Supplied with portions of human mitochondrial DNA, Evo 2 produced mitochondrial genomes with the correct number of coding sequences, tRNA, and rRNA, as well as diverse mitochondrial genes with varying degrees of sequence identity to naturally occurring mitochondrial proteins. This task was repeated with several bacterial genomes and the eukaryotic yeast Saccharomyces cerevisiae with similar results.
Importantly, the team also showed evidence for being able to generate long genomic sequences replete with regulatory regions functionally similar to those involved in regulating chromatin accessibility, a key feature of complex, large-scale genomic architecture.
Overall, Evo 2 appears capable of genome-length sequence design at the scale of whole human mitochondrial genomes, minimal bacterial genomes, and yeast chromosomes, including the ability to produce complex epigenomic structures.
The model's developers noted that in addition to genome analysis, Evo 2 could potentially be used to engineer new biological tools and treatments, such as CRISPR gene editors.
Mariano Álvarez, CSO of precision oncology company DarwinHealth, described Evo 2 in an email as "learning, interpreting, and then speaking the language of life."
"The scale and capabilities are impressive and Evo 2 is an anticipated application of language AI models," he said.
Álvarez cautioned that the model still needs to be validated "through extensive experimental work" and that due to its open-source nature, safeguards must be in place to prevent misuse, such as designing new human pathogens.

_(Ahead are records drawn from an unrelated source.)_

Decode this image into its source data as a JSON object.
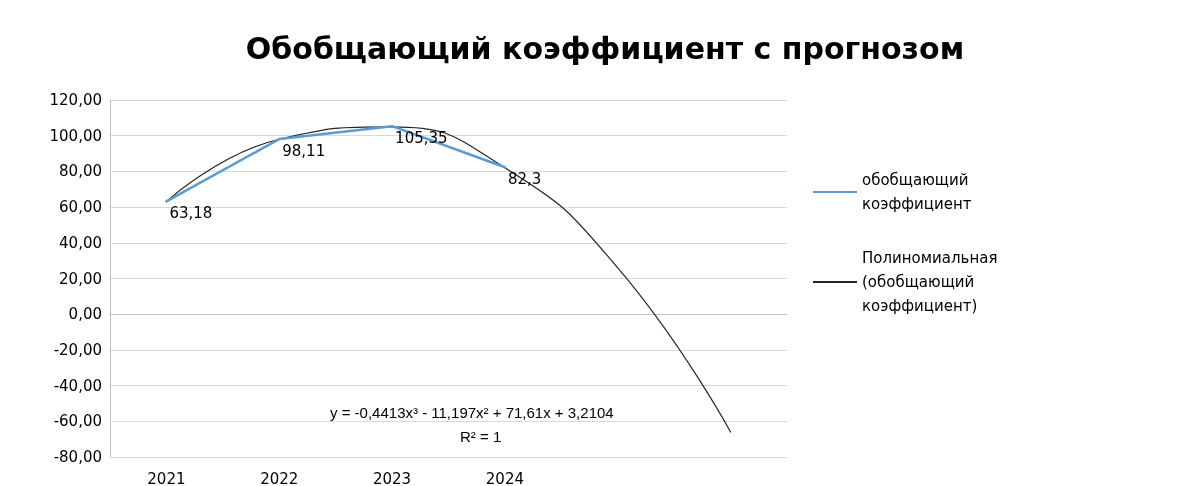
{
  "chart_data": {
    "type": "line",
    "title": "Обобщающий коэффициент с прогнозом",
    "categories": [
      "2021",
      "2022",
      "2023",
      "2024",
      null,
      null
    ],
    "series": [
      {
        "name": "обобщающий коэффициент",
        "color": "#5b9bd5",
        "values": [
          63.18,
          98.11,
          105.35,
          82.3,
          null,
          null
        ],
        "value_labels": [
          "63,18",
          "98,11",
          "105,35",
          "82,3",
          null,
          null
        ]
      },
      {
        "name": "Полиномиальная (обобщающий коэффициент)",
        "color": "#262626",
        "values": [
          63,
          98,
          105,
          82,
          26,
          -66
        ]
      }
    ],
    "ylim": [
      -80,
      120
    ],
    "yticks": [
      {
        "value": -80,
        "label": "-80,00"
      },
      {
        "value": -60,
        "label": "-60,00"
      },
      {
        "value": -40,
        "label": "-40,00"
      },
      {
        "value": -20,
        "label": "-20,00"
      },
      {
        "value": 0,
        "label": "0,00"
      },
      {
        "value": 20,
        "label": "20,00"
      },
      {
        "value": 40,
        "label": "40,00"
      },
      {
        "value": 60,
        "label": "60,00"
      },
      {
        "value": 80,
        "label": "80,00"
      },
      {
        "value": 100,
        "label": "100,00"
      },
      {
        "value": 120,
        "label": "120,00"
      }
    ],
    "annotations": [
      "y = -0,4413x³ - 11,197x² + 71,61x + 3,2104",
      "R² = 1"
    ],
    "grid": "y",
    "legend": "right",
    "marker": "none",
    "line_style": "solid"
  }
}
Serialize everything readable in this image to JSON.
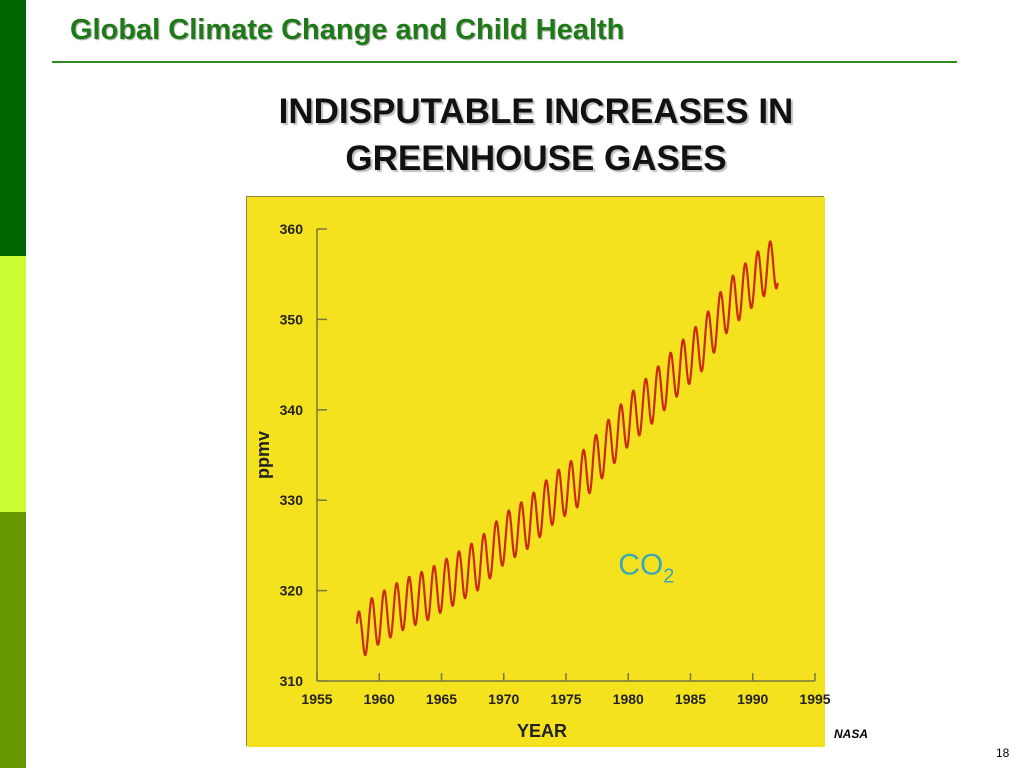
{
  "slide": {
    "header": "Global Climate Change and Child Health",
    "title_line1": "INDISPUTABLE INCREASES IN",
    "title_line2": "GREENHOUSE GASES",
    "source": "NASA",
    "page_number": "18"
  },
  "colors": {
    "bar_dark_green": "#006400",
    "bar_light_green": "#ccff33",
    "bar_olive_green": "#669900",
    "header_text": "#1e7a16",
    "chart_background": "#f5e21e",
    "series_line": "#cc2a10",
    "annotation_text": "#3aa8b8"
  },
  "chart_data": {
    "type": "line",
    "title": "",
    "xlabel": "YEAR",
    "ylabel": "ppmv",
    "xlim": [
      1955,
      1995
    ],
    "ylim": [
      310,
      360
    ],
    "x_ticks": [
      "1955",
      "1960",
      "1965",
      "1970",
      "1975",
      "1980",
      "1985",
      "1990",
      "1995"
    ],
    "y_ticks": [
      "310",
      "320",
      "330",
      "340",
      "350",
      "360"
    ],
    "annotation": {
      "text": "CO",
      "subscript": "2"
    },
    "grid": false,
    "legend": "none",
    "series": [
      {
        "x": [
          1958.2,
          1958.5,
          1959,
          1960,
          1962,
          1964,
          1966,
          1968,
          1970,
          1972,
          1974,
          1976,
          1978,
          1980,
          1982,
          1984,
          1986,
          1988,
          1990,
          1991,
          1992
        ],
        "y": [
          315.5,
          314.5,
          316.0,
          316.9,
          318.5,
          319.6,
          321.2,
          322.9,
          325.7,
          327.5,
          330.2,
          332.1,
          335.4,
          338.8,
          341.4,
          344.4,
          347.2,
          351.5,
          354.2,
          355.5,
          356.3
        ],
        "seasonal_amplitude_ppmv": 2.8
      }
    ]
  }
}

The Arc Institute said in a statement that human pathogens and some other complex organisms were intentionally excluded from Evo 2's base dataset, and that steps were taken to ensure that the model returns no "productive answers" to queries on these organisms.
Additionally, the authors noted that Evo 2 has yet to be validated in experimental settings, but that plans are in place to do so. Meanwhile, it is already freely available, along with its OpenGenome2 training dataset, to scientists who might want to use it in their own research. The code is publicly accessible at the Arc Institute's GitHub site and is integrated in Nvidia's BioNeMo framework, also on GitHub.